Pasé trabajo para que alguien pudiera dar fe de lo
acontecido, a pesar de que el nombre de José Ramón anda mezclado en la vida que
transito.
Solo sé que es un mártir, desconozco su historia, fue
la primera respuesta que obtuve en una dependencia estatal que llevaba su
nombre. Durante días anduve indagando por las bibliotecas, y poco pude lograr,
a pesar de la colaboración de sus trabajadores. No existía documentación ni
libros que mencionaran el nombre del muchacho que había muerto ese día. En la Unión de Historiadores de
Cuba nada tenían al respecto. Pensé que fue un hombre irrelevante y que el
miedo que provocó su muerte al vendedor fue exagerado. Pero... ¿y la historia
oída tantas veces? ¿Y el miedo en el rostro del vendedor y su angustia al
contar lo sucedido? Tenía la versión del hecho bien concebida:
Dos jóvenes se bajaron de una ruta 28 en la parada
frente al Jalisco Park. Dejaron la calle 23 y siguieron por 18.

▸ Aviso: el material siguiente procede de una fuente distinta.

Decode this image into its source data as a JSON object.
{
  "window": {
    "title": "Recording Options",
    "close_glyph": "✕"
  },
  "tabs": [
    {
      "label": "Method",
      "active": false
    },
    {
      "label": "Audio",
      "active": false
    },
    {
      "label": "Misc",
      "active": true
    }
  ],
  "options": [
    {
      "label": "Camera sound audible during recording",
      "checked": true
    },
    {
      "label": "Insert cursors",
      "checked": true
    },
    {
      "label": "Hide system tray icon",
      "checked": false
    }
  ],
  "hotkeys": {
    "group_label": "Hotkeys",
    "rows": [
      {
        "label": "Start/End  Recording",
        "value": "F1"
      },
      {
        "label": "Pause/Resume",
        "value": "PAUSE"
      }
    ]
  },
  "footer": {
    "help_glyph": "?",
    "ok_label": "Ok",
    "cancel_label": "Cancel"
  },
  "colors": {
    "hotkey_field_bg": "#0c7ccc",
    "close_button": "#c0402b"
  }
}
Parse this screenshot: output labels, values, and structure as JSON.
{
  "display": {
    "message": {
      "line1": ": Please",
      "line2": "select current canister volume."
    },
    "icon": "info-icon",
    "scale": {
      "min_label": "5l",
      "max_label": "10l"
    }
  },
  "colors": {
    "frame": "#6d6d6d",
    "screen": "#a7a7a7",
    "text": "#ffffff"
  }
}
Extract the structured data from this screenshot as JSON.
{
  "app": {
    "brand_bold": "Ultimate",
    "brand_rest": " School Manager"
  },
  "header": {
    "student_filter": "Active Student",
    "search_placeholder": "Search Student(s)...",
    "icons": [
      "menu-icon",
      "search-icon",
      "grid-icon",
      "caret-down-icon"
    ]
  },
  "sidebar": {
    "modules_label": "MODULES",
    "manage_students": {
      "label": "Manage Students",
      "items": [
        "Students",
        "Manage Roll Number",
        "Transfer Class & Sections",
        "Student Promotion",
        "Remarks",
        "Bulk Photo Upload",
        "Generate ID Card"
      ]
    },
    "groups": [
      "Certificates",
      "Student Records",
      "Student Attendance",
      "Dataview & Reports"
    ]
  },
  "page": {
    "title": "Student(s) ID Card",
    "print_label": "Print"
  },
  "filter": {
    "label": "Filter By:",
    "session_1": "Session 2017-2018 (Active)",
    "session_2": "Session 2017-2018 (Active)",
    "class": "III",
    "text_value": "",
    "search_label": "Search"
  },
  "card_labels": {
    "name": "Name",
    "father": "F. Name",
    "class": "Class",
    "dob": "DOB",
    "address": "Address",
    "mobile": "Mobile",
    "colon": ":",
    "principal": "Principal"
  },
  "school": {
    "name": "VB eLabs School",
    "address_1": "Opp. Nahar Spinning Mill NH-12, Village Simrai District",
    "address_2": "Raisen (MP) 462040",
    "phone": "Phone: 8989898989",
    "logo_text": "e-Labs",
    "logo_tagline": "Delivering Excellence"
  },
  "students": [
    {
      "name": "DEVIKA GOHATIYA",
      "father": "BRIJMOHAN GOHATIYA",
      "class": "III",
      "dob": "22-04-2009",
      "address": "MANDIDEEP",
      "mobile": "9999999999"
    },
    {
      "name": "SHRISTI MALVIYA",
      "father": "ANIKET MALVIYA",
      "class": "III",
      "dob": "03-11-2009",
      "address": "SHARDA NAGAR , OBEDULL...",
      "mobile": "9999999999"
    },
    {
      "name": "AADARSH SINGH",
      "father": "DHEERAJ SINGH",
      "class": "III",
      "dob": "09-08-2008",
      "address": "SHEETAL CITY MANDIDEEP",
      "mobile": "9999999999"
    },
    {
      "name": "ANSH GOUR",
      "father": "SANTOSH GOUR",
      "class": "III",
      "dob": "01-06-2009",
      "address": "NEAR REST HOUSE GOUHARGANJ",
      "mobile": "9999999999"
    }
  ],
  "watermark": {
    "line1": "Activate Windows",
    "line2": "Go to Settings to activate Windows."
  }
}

–Toma el arma –dijo José Ramón, al sospechar que el
hombre frente al bar de Miguel era un policía vestido de civil; el arma iba
oculta en la cintura, trató de pasársela a su colega.
–Quédate con ella... a ti es al que buscan –insistió
el compañero titubeando. Hubo un segundo de discordia, hasta que con gran
tensión José Ramón pudo colocar el cuarenta y cinco en la cintura de su
acompañante.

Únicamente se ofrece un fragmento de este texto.